The piece is typical of Haydn's Sturm und Drang (storm and stress) period. The first movement, which is in sonata form, begins with a four-note motif played in unison which occurs throughout the movement. The second movement, unusually, is a minuet in E minor and trio in E major (this movement would normally come third). The minuet is in the form of a canon between the upper and lower strings.
The third movement is slow, also in E major, and with strings muted. The finale, like the first movement, is in sonata form and is dominated by a figure which opens the movement in unison. It is quite contrapuntal, and ends in E minor rather than finishing in a major key as was usual in most other minor key works of the time.
Symphony No. 45, known as the Farewell (German: Abschieds-Symphonie) was written in 1772. It is in the key of F-sharp minor, and is one of Haydn's better-known works from this period.
The piece is written for two oboes, a bassoon, two horns, and strings (violins divided into two, violas, cellos and double basses). As is usual for symphonies, it is in four movements.

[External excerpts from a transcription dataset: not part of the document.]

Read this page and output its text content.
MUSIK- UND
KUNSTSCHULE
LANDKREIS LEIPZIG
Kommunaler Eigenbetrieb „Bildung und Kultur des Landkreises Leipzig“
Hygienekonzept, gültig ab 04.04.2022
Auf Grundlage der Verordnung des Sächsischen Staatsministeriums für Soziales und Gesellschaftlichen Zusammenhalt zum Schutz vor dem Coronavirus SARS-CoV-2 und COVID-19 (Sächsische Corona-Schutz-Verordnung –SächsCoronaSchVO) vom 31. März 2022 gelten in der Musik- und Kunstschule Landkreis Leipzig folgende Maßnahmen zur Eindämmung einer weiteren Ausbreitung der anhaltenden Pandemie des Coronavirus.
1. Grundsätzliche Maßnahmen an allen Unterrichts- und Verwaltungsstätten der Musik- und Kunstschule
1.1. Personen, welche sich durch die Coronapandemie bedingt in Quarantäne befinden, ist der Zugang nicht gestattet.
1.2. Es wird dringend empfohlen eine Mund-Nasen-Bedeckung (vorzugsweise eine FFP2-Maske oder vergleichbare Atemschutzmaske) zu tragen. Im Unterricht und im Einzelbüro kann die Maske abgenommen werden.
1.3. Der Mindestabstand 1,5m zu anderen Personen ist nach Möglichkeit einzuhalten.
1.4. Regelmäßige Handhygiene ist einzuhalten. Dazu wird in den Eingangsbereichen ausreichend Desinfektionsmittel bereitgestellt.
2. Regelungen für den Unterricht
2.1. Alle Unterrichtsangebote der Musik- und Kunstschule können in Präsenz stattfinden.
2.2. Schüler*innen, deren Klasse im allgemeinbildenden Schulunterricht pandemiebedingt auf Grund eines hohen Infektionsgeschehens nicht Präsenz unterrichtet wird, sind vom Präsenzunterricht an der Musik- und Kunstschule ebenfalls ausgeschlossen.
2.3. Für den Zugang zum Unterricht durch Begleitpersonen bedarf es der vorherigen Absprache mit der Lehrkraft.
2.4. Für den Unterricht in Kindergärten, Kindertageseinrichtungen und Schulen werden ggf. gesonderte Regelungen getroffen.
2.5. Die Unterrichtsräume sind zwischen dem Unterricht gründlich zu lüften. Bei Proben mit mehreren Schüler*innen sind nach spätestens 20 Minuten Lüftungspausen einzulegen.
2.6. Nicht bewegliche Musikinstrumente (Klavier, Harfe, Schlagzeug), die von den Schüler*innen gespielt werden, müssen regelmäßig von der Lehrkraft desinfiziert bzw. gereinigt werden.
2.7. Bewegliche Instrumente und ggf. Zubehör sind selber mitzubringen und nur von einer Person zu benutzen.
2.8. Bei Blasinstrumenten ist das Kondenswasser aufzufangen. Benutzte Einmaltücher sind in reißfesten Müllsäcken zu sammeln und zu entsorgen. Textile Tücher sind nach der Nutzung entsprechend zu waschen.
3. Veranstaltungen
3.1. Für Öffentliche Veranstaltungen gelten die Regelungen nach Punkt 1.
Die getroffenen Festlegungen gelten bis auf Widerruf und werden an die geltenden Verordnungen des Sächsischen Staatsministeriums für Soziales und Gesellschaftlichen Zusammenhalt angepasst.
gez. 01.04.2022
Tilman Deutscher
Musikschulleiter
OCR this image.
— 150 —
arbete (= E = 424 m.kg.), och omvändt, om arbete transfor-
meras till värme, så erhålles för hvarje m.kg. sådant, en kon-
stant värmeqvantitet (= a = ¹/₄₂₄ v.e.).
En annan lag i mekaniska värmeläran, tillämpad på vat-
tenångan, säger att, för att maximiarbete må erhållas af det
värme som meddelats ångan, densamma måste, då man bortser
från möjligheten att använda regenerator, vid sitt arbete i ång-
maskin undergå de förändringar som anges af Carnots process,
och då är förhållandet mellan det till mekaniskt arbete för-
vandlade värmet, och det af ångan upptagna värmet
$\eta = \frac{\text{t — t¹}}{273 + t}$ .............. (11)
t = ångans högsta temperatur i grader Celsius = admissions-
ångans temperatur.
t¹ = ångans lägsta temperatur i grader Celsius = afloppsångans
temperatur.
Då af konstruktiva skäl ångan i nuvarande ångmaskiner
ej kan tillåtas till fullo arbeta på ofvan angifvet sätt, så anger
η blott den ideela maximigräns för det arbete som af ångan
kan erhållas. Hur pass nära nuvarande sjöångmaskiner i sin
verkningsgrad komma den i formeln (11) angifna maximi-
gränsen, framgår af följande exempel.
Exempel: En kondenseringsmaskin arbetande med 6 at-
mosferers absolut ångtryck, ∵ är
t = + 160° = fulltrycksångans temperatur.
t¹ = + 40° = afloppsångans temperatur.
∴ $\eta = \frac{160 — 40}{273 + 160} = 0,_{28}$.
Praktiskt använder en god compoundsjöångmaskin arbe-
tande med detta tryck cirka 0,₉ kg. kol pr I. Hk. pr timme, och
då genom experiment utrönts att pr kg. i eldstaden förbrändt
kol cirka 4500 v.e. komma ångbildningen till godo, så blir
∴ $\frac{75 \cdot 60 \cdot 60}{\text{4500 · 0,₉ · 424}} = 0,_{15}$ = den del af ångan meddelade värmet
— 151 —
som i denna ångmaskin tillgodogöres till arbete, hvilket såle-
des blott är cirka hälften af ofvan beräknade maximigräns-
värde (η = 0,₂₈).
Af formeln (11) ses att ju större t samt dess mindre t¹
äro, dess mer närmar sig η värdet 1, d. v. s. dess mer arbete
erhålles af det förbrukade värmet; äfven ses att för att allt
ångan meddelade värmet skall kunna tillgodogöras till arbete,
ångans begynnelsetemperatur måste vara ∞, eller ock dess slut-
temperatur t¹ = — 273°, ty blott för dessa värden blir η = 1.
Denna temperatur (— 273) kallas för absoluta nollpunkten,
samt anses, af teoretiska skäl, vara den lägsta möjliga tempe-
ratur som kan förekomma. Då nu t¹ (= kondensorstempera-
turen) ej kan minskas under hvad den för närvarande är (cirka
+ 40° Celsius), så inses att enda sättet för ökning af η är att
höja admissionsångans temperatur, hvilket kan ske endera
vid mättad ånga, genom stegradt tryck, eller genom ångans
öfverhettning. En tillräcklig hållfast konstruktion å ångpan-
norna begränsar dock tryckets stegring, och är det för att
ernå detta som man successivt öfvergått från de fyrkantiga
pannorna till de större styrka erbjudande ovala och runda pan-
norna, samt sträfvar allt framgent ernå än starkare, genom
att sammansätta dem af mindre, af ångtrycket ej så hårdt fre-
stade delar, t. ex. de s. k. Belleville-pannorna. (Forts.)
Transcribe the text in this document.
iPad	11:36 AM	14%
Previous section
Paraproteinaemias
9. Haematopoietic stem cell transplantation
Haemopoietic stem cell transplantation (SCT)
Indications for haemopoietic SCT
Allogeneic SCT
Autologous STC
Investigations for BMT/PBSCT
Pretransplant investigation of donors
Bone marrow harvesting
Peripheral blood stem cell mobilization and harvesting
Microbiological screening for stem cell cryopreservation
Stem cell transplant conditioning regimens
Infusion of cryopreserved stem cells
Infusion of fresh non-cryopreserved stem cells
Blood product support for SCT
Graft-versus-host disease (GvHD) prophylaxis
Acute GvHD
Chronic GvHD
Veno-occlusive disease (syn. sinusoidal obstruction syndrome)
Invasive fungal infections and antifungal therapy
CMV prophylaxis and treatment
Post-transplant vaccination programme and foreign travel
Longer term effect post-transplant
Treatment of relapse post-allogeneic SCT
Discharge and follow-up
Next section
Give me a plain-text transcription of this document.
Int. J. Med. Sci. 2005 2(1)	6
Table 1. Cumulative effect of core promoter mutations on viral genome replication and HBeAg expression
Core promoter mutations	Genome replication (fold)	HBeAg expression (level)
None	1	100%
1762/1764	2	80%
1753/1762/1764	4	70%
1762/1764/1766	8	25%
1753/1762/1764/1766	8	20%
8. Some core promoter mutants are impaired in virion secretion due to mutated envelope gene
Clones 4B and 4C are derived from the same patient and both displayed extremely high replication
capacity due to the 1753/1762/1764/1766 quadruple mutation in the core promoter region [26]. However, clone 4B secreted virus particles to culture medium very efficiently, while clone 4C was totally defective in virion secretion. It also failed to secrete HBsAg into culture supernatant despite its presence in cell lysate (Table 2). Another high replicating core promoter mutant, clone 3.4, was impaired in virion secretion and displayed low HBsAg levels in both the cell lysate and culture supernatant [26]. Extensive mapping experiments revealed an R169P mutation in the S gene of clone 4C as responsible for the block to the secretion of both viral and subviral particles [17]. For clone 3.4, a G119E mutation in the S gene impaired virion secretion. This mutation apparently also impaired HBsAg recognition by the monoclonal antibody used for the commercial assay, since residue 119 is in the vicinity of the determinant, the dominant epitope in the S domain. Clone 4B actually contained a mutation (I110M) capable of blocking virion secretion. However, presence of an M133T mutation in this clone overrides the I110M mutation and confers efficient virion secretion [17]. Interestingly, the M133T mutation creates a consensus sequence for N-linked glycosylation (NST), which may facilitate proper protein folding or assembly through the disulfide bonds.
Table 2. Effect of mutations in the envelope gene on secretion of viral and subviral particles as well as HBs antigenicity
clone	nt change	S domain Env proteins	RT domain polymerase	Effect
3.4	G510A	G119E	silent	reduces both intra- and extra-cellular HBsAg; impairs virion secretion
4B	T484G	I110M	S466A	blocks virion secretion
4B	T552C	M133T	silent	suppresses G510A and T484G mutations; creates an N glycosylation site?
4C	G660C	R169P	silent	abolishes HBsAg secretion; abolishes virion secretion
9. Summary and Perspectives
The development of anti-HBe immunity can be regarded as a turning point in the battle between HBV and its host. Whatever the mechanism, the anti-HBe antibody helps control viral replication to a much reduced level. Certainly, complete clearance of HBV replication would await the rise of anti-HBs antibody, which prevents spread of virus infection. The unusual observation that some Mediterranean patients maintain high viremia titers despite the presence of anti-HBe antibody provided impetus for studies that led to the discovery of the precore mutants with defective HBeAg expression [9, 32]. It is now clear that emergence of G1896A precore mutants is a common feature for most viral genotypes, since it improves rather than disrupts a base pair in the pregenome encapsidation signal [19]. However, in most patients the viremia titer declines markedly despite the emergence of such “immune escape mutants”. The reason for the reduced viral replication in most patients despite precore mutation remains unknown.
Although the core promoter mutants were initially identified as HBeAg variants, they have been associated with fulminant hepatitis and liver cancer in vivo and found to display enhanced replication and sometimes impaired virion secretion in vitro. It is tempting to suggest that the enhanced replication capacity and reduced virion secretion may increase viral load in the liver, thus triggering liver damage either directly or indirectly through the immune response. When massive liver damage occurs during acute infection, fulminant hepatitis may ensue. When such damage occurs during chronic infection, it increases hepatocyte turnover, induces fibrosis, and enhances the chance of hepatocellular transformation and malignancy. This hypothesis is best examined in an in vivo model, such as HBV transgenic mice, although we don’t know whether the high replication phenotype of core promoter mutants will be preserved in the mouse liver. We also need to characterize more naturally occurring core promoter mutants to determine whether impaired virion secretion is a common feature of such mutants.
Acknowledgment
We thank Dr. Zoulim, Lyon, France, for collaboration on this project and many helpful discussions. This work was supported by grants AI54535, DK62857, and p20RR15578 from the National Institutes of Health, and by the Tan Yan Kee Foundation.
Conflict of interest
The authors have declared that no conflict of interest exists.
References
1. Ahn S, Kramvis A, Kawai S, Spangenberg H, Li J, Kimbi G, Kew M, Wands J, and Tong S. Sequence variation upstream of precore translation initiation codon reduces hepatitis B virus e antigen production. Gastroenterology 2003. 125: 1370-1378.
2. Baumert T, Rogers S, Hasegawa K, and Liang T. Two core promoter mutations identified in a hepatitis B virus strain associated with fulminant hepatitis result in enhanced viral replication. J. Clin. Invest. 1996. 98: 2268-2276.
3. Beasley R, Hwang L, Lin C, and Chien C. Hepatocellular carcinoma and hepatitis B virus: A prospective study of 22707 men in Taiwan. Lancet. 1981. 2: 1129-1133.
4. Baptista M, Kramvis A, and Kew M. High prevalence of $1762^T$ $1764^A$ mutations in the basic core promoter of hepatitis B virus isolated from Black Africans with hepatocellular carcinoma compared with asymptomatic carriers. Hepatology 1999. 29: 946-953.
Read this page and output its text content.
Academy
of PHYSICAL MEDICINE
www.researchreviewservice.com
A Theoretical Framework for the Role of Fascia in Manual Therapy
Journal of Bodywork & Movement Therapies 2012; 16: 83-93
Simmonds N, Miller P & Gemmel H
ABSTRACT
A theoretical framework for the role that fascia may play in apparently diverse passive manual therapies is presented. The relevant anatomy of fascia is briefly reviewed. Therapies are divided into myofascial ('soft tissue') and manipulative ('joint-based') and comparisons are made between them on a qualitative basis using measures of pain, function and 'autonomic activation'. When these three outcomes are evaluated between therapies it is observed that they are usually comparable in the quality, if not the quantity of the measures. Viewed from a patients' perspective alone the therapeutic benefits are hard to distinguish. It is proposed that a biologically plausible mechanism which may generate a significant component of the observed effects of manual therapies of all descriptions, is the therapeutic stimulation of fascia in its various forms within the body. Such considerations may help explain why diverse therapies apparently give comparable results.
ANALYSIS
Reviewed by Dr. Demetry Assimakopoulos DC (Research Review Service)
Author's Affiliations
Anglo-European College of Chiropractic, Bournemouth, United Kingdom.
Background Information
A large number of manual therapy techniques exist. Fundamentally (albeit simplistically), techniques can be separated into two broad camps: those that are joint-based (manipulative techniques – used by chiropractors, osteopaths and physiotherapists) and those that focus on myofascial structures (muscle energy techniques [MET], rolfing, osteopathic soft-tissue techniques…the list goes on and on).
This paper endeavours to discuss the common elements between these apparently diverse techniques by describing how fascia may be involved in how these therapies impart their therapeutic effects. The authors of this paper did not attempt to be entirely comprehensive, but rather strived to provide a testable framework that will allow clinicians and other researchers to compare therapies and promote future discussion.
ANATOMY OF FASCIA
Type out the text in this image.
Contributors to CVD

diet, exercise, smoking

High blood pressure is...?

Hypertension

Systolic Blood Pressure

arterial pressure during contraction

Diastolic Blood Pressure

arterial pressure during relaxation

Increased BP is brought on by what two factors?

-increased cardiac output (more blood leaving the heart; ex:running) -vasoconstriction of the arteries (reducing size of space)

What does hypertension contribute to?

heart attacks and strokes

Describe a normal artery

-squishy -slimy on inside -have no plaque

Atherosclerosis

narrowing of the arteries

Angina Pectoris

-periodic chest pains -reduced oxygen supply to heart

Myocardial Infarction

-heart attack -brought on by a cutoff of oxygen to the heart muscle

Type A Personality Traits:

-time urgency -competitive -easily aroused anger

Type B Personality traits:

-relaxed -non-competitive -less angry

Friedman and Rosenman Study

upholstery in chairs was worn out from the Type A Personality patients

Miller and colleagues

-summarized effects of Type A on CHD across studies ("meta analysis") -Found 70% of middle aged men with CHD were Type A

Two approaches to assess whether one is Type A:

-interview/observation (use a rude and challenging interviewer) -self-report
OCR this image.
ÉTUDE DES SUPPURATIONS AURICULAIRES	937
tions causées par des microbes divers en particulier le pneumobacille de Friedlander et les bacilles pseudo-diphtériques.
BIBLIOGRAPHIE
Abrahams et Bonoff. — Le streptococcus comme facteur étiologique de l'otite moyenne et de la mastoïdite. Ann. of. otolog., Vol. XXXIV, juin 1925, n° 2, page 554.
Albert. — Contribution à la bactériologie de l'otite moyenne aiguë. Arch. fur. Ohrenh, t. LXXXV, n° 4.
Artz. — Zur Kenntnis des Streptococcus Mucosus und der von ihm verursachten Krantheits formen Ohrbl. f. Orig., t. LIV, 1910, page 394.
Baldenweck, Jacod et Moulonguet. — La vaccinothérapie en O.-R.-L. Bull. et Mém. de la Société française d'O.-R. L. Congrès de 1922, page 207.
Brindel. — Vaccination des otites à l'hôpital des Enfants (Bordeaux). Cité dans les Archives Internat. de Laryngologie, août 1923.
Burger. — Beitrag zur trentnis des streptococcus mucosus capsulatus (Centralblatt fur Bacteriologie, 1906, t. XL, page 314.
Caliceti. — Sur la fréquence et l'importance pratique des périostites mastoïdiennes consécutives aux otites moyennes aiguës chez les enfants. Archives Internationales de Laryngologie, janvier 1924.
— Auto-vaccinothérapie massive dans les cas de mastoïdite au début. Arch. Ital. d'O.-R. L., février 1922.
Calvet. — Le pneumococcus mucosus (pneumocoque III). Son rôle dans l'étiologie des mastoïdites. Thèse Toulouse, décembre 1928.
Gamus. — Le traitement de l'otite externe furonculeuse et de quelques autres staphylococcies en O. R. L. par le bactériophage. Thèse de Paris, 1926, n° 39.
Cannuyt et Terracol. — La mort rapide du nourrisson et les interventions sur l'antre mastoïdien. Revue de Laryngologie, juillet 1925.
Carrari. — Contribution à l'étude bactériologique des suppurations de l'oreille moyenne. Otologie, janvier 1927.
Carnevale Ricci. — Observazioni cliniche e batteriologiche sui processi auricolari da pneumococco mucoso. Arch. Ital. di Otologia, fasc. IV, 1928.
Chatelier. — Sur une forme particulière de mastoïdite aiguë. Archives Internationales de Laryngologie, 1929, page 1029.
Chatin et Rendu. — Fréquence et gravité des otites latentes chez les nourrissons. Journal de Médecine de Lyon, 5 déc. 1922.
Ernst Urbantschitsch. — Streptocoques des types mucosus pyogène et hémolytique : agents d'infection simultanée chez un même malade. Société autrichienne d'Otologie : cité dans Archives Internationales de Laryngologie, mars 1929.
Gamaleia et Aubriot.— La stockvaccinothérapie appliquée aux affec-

It was written for Haydn's patron, Prince Nikolaus Esterházy, while he, Haydn and the court orchestra were at the Prince's summer palace in Eszterhaza. The stay there had been longer than expected, and most of the musicians had been forced to leave their wives back at home in Eisenstadt, so in the last movement of the symphony, Haydn subtly hinted to his patron that perhaps he might like to allow the musicians to return home: during the final adagio each musician stops playing, snuffs out the candle on his music stand, and leaves in turn, so that at the end, there are just two muted violins left (played by Haydn himself and the concertmaster, Alois Luigi Tomasini). Esterházy apparently got the message: the court returned to Eisenstadt the day following the performance.